Q10. What are the different types of location in Single Location? Single Location comprises of eight categories i.e. (i) Cytoplasm; (ii) Nucleus; (iii) Extracell [Secreted, Extracellular]; (iv) Single-Pass membrane; (v) Multi-Pass membrane; (vi) Endoplasmic Reticulum; (vii) Others-Single; (viii) Capsid;
Q11. What are the different types of location in Double Location? Double Location comprises of four categories i.e. (i) Host nucleus. Host cytoplasm.; (ii) Host cytoplasm. Host cell membrane; Peripheral membrane protein; Cytoplasmic side.; (iii) Host nucleus. Extracell.; (iv) Others Double
Q12. What are the different types of location in Triple Location? Double Location comprises of four categories i.e. (i) Virion tegument. Host cytoplasm. Host nucleus.; (ii) Host cell membrane; Lipid-anchor; Cytoplasmic side. Host cytoplasm > host perinuclear region. Secreted.; (iii) Host nucleus > host nucleolus. Host cytoplasm. Secreted.; (iv) Host cytoplasm. Host nucleus. Host mitochondrion.; (v) Multiple and (vi) Others Triple.
Q13. How is data set divided in Single, Double and Multiple locations? The data set is divided into train/test set with 1703/190, 351/40, 336/38 for single, double and multiple locations respectively.
Q14. What are the different approaches used in MSLVP? For MSLVP, we have implemented "one-versus-other" and "one-versus-one" approach.
Q15.What is "one-versus-other" approach? For "one-versus-other" approach, one class is treated as positive class. While, the remaining classes are considered as negative data set.
Q16.What is "one-versus-one" approach? In "one-versus-one" approach, each class is trained with every different class.
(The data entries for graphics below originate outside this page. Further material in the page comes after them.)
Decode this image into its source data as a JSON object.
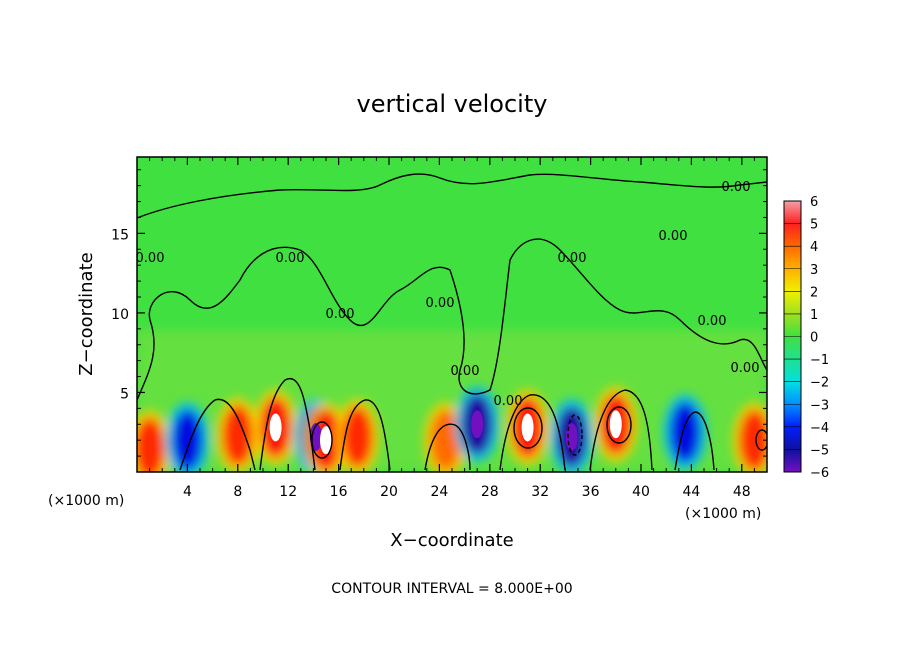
{
  "chart_data": {
    "type": "heatmap",
    "title": "vertical velocity",
    "xlabel": "X−coordinate",
    "ylabel": "Z−coordinate",
    "x_unit": "(×1000 m)",
    "y_unit": "(×1000 m)",
    "xlim": [
      0,
      50
    ],
    "ylim": [
      0,
      19.8
    ],
    "x_ticks": [
      4,
      8,
      12,
      16,
      20,
      24,
      28,
      32,
      36,
      40,
      44,
      48
    ],
    "y_ticks": [
      5,
      10,
      15
    ],
    "colorbar": {
      "min": -6,
      "max": 6,
      "tick_labels": [
        "6",
        "5",
        "4",
        "3",
        "2",
        "1",
        "0",
        "−1",
        "−2",
        "−3",
        "−4",
        "−5",
        "−6"
      ]
    },
    "contour_labels": [
      "0.00",
      "0.00",
      "0.00",
      "0.00",
      "0.00",
      "0.00",
      "0.00",
      "0.00",
      "0.00",
      "0.00",
      "0.00"
    ],
    "footer": "CONTOUR INTERVAL = 8.000E+00",
    "field_features": [
      {
        "x": 1.0,
        "z": 1.5,
        "value": 4.5
      },
      {
        "x": 4.0,
        "z": 2.0,
        "value": -5.0
      },
      {
        "x": 8.0,
        "z": 2.3,
        "value": 5.0
      },
      {
        "x": 11.0,
        "z": 2.8,
        "value": 5.5
      },
      {
        "x": 14.2,
        "z": 2.2,
        "value": -5.5
      },
      {
        "x": 15.0,
        "z": 2.0,
        "value": 6.0
      },
      {
        "x": 17.5,
        "z": 2.2,
        "value": 5.0
      },
      {
        "x": 24.5,
        "z": 2.0,
        "value": 4.0
      },
      {
        "x": 27.0,
        "z": 3.0,
        "value": -6.0
      },
      {
        "x": 31.0,
        "z": 2.8,
        "value": 6.0
      },
      {
        "x": 34.5,
        "z": 2.2,
        "value": -5.5
      },
      {
        "x": 38.0,
        "z": 3.0,
        "value": 6.0
      },
      {
        "x": 43.5,
        "z": 2.5,
        "value": -5.0
      },
      {
        "x": 49.0,
        "z": 2.0,
        "value": 5.0
      }
    ]
  }
}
Q17.Is feature selection method applied in MSLVP? Yes, we have applied feature selection algorithm to choose the optimal feature set. For this, we have used maximum relevance minimum redundancy (mRMR) algorithm, which is one of the important method.
Q18.Which are machine learning technique used in MSLVP? In MSLVP, we have used SVM multiclass V2.20 for "one-versus-one" and SVM-light V6.02 for "one-versus-other" approaches.
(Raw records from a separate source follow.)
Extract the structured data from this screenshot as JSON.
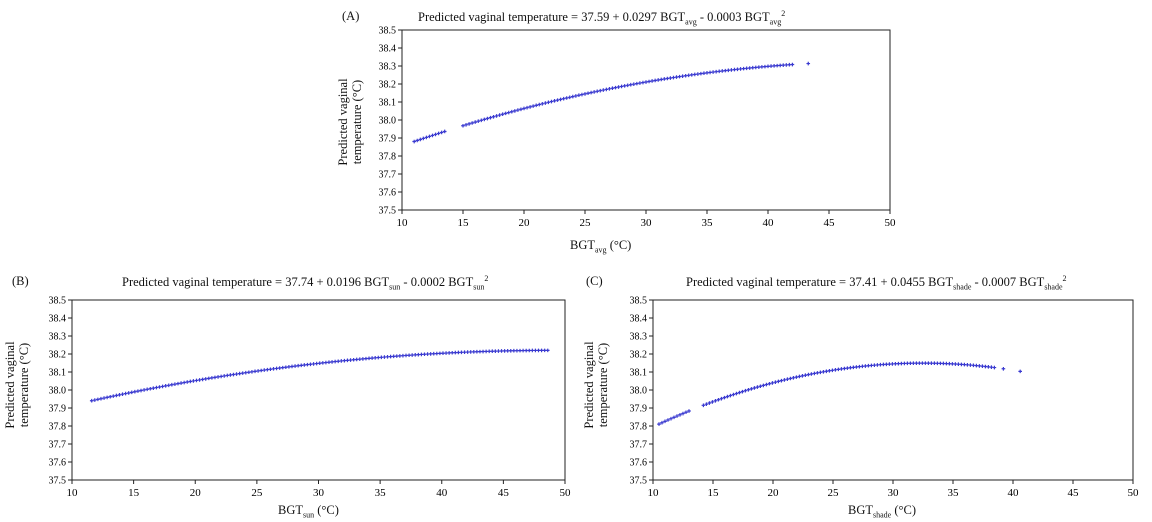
{
  "chart_data": [
    {
      "type": "scatter",
      "panel_label": "(A)",
      "title": {
        "prefix": "Predicted  vaginal temperature = 37.59 + 0.0297 BGT",
        "sub1": "avg",
        "mid": " - 0.0003  BGT",
        "sub2": "avg",
        "sup": "2"
      },
      "equation": {
        "a": 37.59,
        "b": 0.0297,
        "c": -0.0003
      },
      "xlabel": {
        "main": "BGT",
        "sub": "avg",
        "unit": " (°C)"
      },
      "ylabel": [
        "Predicted vaginal",
        "temperature (°C)"
      ],
      "xlim": [
        10,
        50
      ],
      "ylim": [
        37.5,
        38.5
      ],
      "xticks": [
        "10",
        "15",
        "20",
        "25",
        "30",
        "35",
        "40",
        "45",
        "50"
      ],
      "yticks": [
        "37.5",
        "37.6",
        "37.7",
        "37.8",
        "37.9",
        "38.0",
        "38.1",
        "38.2",
        "38.3",
        "38.4",
        "38.5"
      ],
      "x_segments": [
        [
          11.0,
          13.5
        ],
        [
          15.0,
          42.0
        ]
      ],
      "x_extra": [
        43.3
      ],
      "grid": false,
      "marker_color": "#3a3ad0"
    },
    {
      "type": "scatter",
      "panel_label": "(B)",
      "title": {
        "prefix": "Predicted  vaginal temperature = 37.74 + 0.0196 BGT",
        "sub1": "sun",
        "mid": " - 0.0002  BGT",
        "sub2": "sun",
        "sup": "2"
      },
      "equation": {
        "a": 37.74,
        "b": 0.0196,
        "c": -0.0002
      },
      "xlabel": {
        "main": "BGT",
        "sub": "sun",
        "unit": " (°C)"
      },
      "ylabel": [
        "Predicted vaginal",
        "temperature (°C)"
      ],
      "xlim": [
        10,
        50
      ],
      "ylim": [
        37.5,
        38.5
      ],
      "xticks": [
        "10",
        "15",
        "20",
        "25",
        "30",
        "35",
        "40",
        "45",
        "50"
      ],
      "yticks": [
        "37.5",
        "37.6",
        "37.7",
        "37.8",
        "37.9",
        "38.0",
        "38.1",
        "38.2",
        "38.3",
        "38.4",
        "38.5"
      ],
      "x_segments": [
        [
          11.6,
          48.8
        ]
      ],
      "x_extra": [],
      "grid": false,
      "marker_color": "#3a3ad0"
    },
    {
      "type": "scatter",
      "panel_label": "(C)",
      "title": {
        "prefix": "Predicted  vaginal temperature = 37.41 + 0.0455 BGT",
        "sub1": "shade",
        "mid": " - 0.0007  BGT",
        "sub2": "shade",
        "sup": "2"
      },
      "equation": {
        "a": 37.41,
        "b": 0.0455,
        "c": -0.0007
      },
      "xlabel": {
        "main": "BGT",
        "sub": "shade",
        "unit": " (°C)"
      },
      "ylabel": [
        "Predicted vaginal",
        "temperature (°C)"
      ],
      "xlim": [
        10,
        50
      ],
      "ylim": [
        37.5,
        38.5
      ],
      "xticks": [
        "10",
        "15",
        "20",
        "25",
        "30",
        "35",
        "40",
        "45",
        "50"
      ],
      "yticks": [
        "37.5",
        "37.6",
        "37.7",
        "37.8",
        "37.9",
        "38.0",
        "38.1",
        "38.2",
        "38.3",
        "38.4",
        "38.5"
      ],
      "x_segments": [
        [
          10.5,
          13.2
        ],
        [
          14.2,
          38.5
        ]
      ],
      "x_extra": [
        39.2,
        40.6
      ],
      "grid": false,
      "marker_color": "#3a3ad0"
    }
  ]
}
Q19.What are the different features used in MSLVP? In MSLVP, we have used Amino Acid Composition (AAC), Dipeptide composition (DPC), Physicochemical Properties (PHY) and their hybrid.
Q20. What is the average accuracy in MSLVP? For 90% data set, we achieved accuracy, Matthew correlation coefficient (MCC) and ROC of 99.99%, 1.00, 1.00; 100.00%, 1.00, 1.00 and 99.90%; 1.00, 1.00 for single, double and multiple locations respectively. Similar results were achieved for 30% data set.
Q21. Is it validated independently? Yes, it is validated independently.